Leuchtturmprojekte – die neuen Sieger stehen fest

Im April dieses vergangenen Jahres hat Bundesminister Mitterlehner den Startschuss für einen bisher einmaligen Ideenwettbewerb gegeben; die heraus­ragendsten Ideen, den heimischen Tourismus um ein Stück attraktiver, kundennäher und spritziger zu machen, sollten prämiert werden.
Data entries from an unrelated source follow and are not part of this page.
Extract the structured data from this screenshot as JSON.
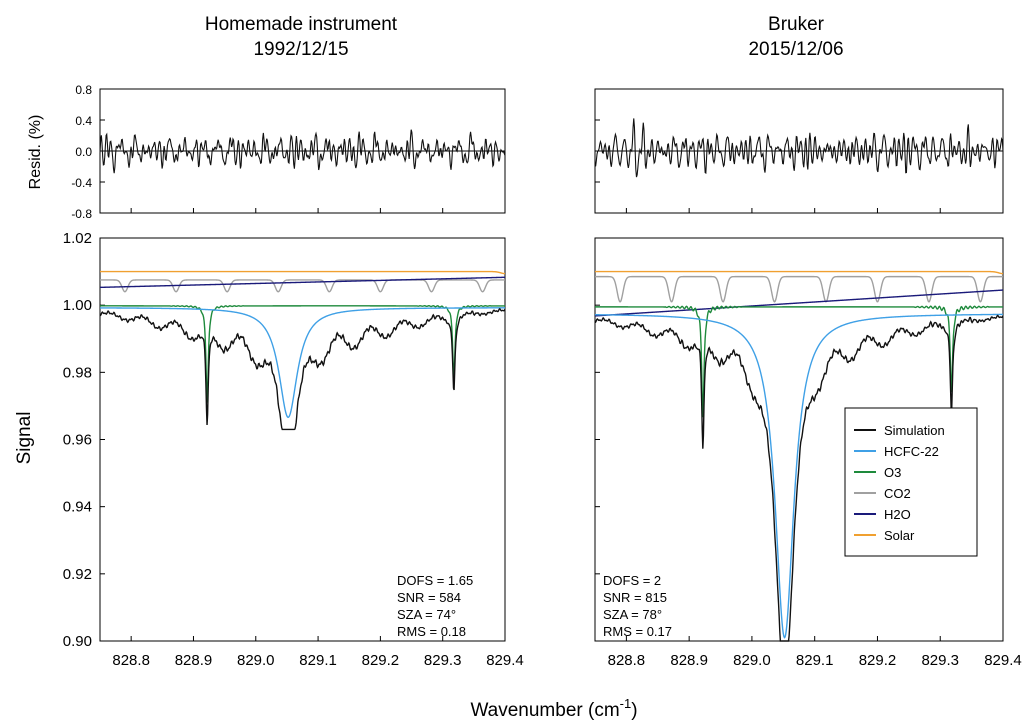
{
  "figure": {
    "ylabel_top": "Resid. (%)",
    "ylabel_bottom": "Signal",
    "xlabel": "Wavenumber (cm",
    "xlabel_sup": "-1",
    "xlabel_close": ")"
  },
  "chart_data": [
    {
      "type": "line",
      "panel": "left",
      "title_line1": "Homemade instrument",
      "title_line2": "1992/12/15",
      "xlim": [
        828.75,
        829.4
      ],
      "x_ticks": [
        828.8,
        828.9,
        829.0,
        829.1,
        829.2,
        829.3,
        829.4
      ],
      "x_tick_labels": [
        "828.8",
        "828.9",
        "829.0",
        "829.1",
        "829.2",
        "829.3",
        "829.4"
      ],
      "residual": {
        "ylabel": "Resid. (%)",
        "ylim": [
          -0.8,
          0.8
        ],
        "y_ticks": [
          -0.8,
          -0.4,
          0.0,
          0.4,
          0.8
        ],
        "y_tick_labels": [
          "-0.8",
          "-0.4",
          "0.0",
          "0.4",
          "0.8"
        ],
        "zero_line": true,
        "seed": 7,
        "amplitude": 0.17
      },
      "spectrum": {
        "ylabel": "Signal",
        "ylim": [
          0.9,
          1.02
        ],
        "y_ticks": [
          0.9,
          0.92,
          0.94,
          0.96,
          0.98,
          1.0,
          1.02
        ],
        "y_tick_labels": [
          "0.90",
          "0.92",
          "0.94",
          "0.96",
          "0.98",
          "1.00",
          "1.02"
        ],
        "series": [
          {
            "key": "solar",
            "color": "#f0a030",
            "level": 1.01,
            "dip": 0.0006,
            "dip_x": 829.4
          },
          {
            "key": "h2o",
            "color": "#1a1a7a",
            "start": 1.0053,
            "end": 1.0083
          },
          {
            "key": "co2",
            "color": "#a0a0a0",
            "base": 1.0075,
            "period": 0.082,
            "phase": 828.79,
            "depth": 0.0035
          },
          {
            "key": "o3",
            "color": "#1e8a3c",
            "base": 0.9998,
            "lines": [
              {
                "x": 828.922,
                "depth": 0.029
              },
              {
                "x": 829.318,
                "depth": 0.022
              }
            ],
            "ripple": 0.0004
          },
          {
            "key": "hcfc22",
            "color": "#3fa0e6",
            "base": 0.9993,
            "center": 829.052,
            "depth": 0.0327,
            "width": 0.018
          },
          {
            "key": "simulation",
            "color": "#111111",
            "min": 0.963
          }
        ],
        "stats": [
          "DOFS = 1.65",
          "SNR = 584",
          "SZA = 74°",
          "RMS = 0.18"
        ]
      }
    },
    {
      "type": "line",
      "panel": "right",
      "title_line1": "Bruker",
      "title_line2": "2015/12/06",
      "xlim": [
        828.75,
        829.4
      ],
      "x_ticks": [
        828.8,
        828.9,
        829.0,
        829.1,
        829.2,
        829.3,
        829.4
      ],
      "x_tick_labels": [
        "828.8",
        "828.9",
        "829.0",
        "829.1",
        "829.2",
        "829.3",
        "829.4"
      ],
      "residual": {
        "ylim": [
          -0.8,
          0.8
        ],
        "zero_line": true,
        "seed": 19,
        "amplitude": 0.17
      },
      "spectrum": {
        "ylim": [
          0.9,
          1.02
        ],
        "series": [
          {
            "key": "solar",
            "color": "#f0a030",
            "level": 1.01,
            "dip": 0.0006,
            "dip_x": 829.4
          },
          {
            "key": "h2o",
            "color": "#1a1a7a",
            "start": 0.9968,
            "end": 1.0045
          },
          {
            "key": "co2",
            "color": "#a0a0a0",
            "base": 1.0085,
            "period": 0.082,
            "phase": 828.79,
            "depth": 0.0075
          },
          {
            "key": "o3",
            "color": "#1e8a3c",
            "base": 0.9995,
            "lines": [
              {
                "x": 828.922,
                "depth": 0.033
              },
              {
                "x": 829.318,
                "depth": 0.026
              }
            ],
            "ripple": 0.0009
          },
          {
            "key": "hcfc22",
            "color": "#3fa0e6",
            "base": 0.9975,
            "center": 829.052,
            "depth": 0.0965,
            "width": 0.018
          },
          {
            "key": "simulation",
            "color": "#111111",
            "min": 0.9
          }
        ],
        "stats": [
          "DOFS = 2",
          "SNR = 815",
          "SZA = 78°",
          "RMS = 0.17"
        ]
      },
      "legend": {
        "placement": "right",
        "entries": [
          {
            "label": "Simulation",
            "color": "#111111"
          },
          {
            "label": "HCFC-22",
            "color": "#3fa0e6"
          },
          {
            "label": "O3",
            "color": "#1e8a3c"
          },
          {
            "label": "CO2",
            "color": "#a0a0a0"
          },
          {
            "label": "H2O",
            "color": "#1a1a7a"
          },
          {
            "label": "Solar",
            "color": "#f0a030"
          }
        ]
      }
    }
  ]
}
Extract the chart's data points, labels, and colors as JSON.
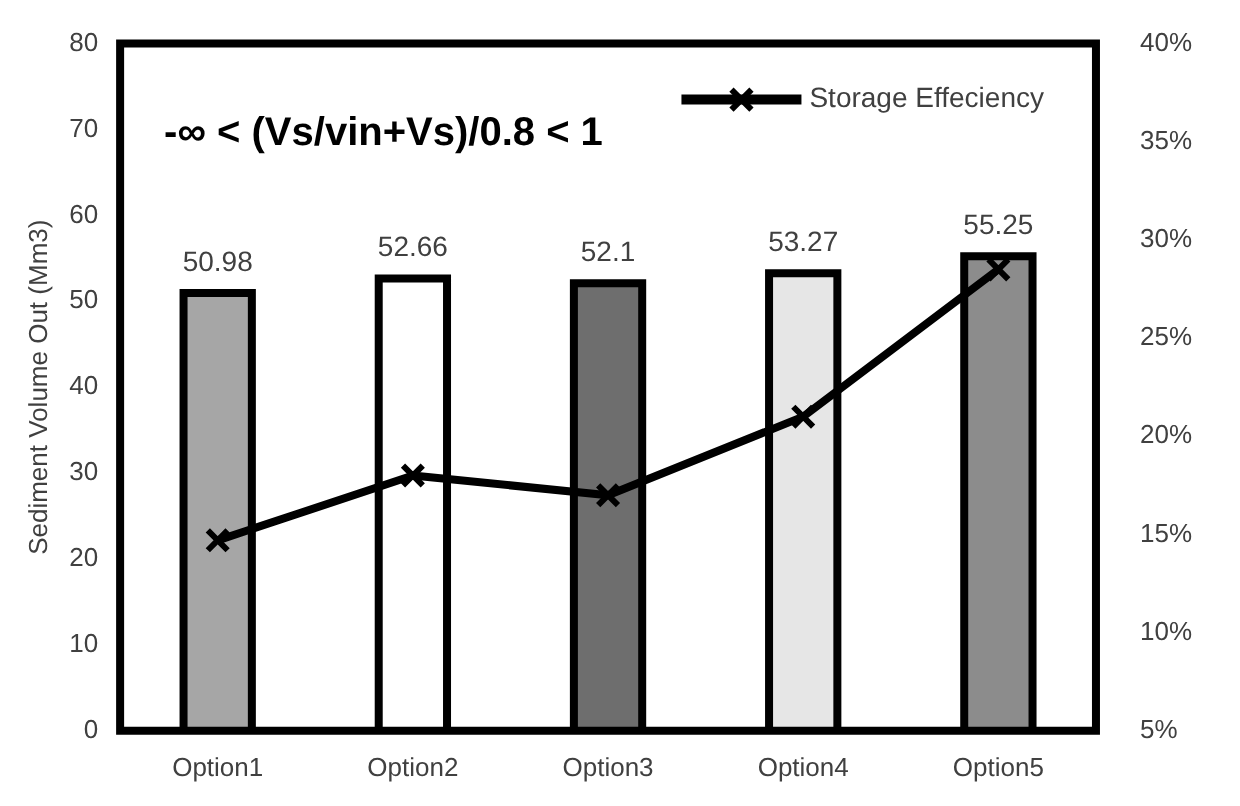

In dieser Woche hat die kompetent besetzte Jury im BMWFJ zum zweiten Mal getagt und was da an Ideen auf der Shortlist war und von den Proponenten präsentiert wurde, kann sich schon sehen lassen: Da wird ein Baden ein maßgeschneidertes Programm, das auf russische Gäste zugeschnitten ist und über ein eigenes Buchungssystem verfügt, erstellt; eine neue, vorerst tirolspezifische Buchungsplattform wird entworfen, die neben einer Online-Unterstützung der Kunden auch ein Qualitätsbewertungstool integriert, das „fakefrei“ und fälschungssicher ist. In Vorarlberg wird ein Themenrundweg geschaffen, der Tourismus, Landwirtschaft und Natur verbinden wird; die Umdenkhotels im Pinzgau werden Gesundheitsmehrwert im Urlaub vermitteln und die Kongressinitiative Oberösterreich wird das lokale Angebot bündeln, um mehr Schlagkraft im Aussenauftritt zu erreichen. Die TauernAlpin Gastgeber in Kärnten werden ihren Gästen „Seven Ways to my Nature“ weisen und auch die Region Zirbitzkogel-Grebenzen stellt den Mehrwert eines naturverbundenen Urlaubs in den Mittelpunkt ihrer künftigen Aktivitäten.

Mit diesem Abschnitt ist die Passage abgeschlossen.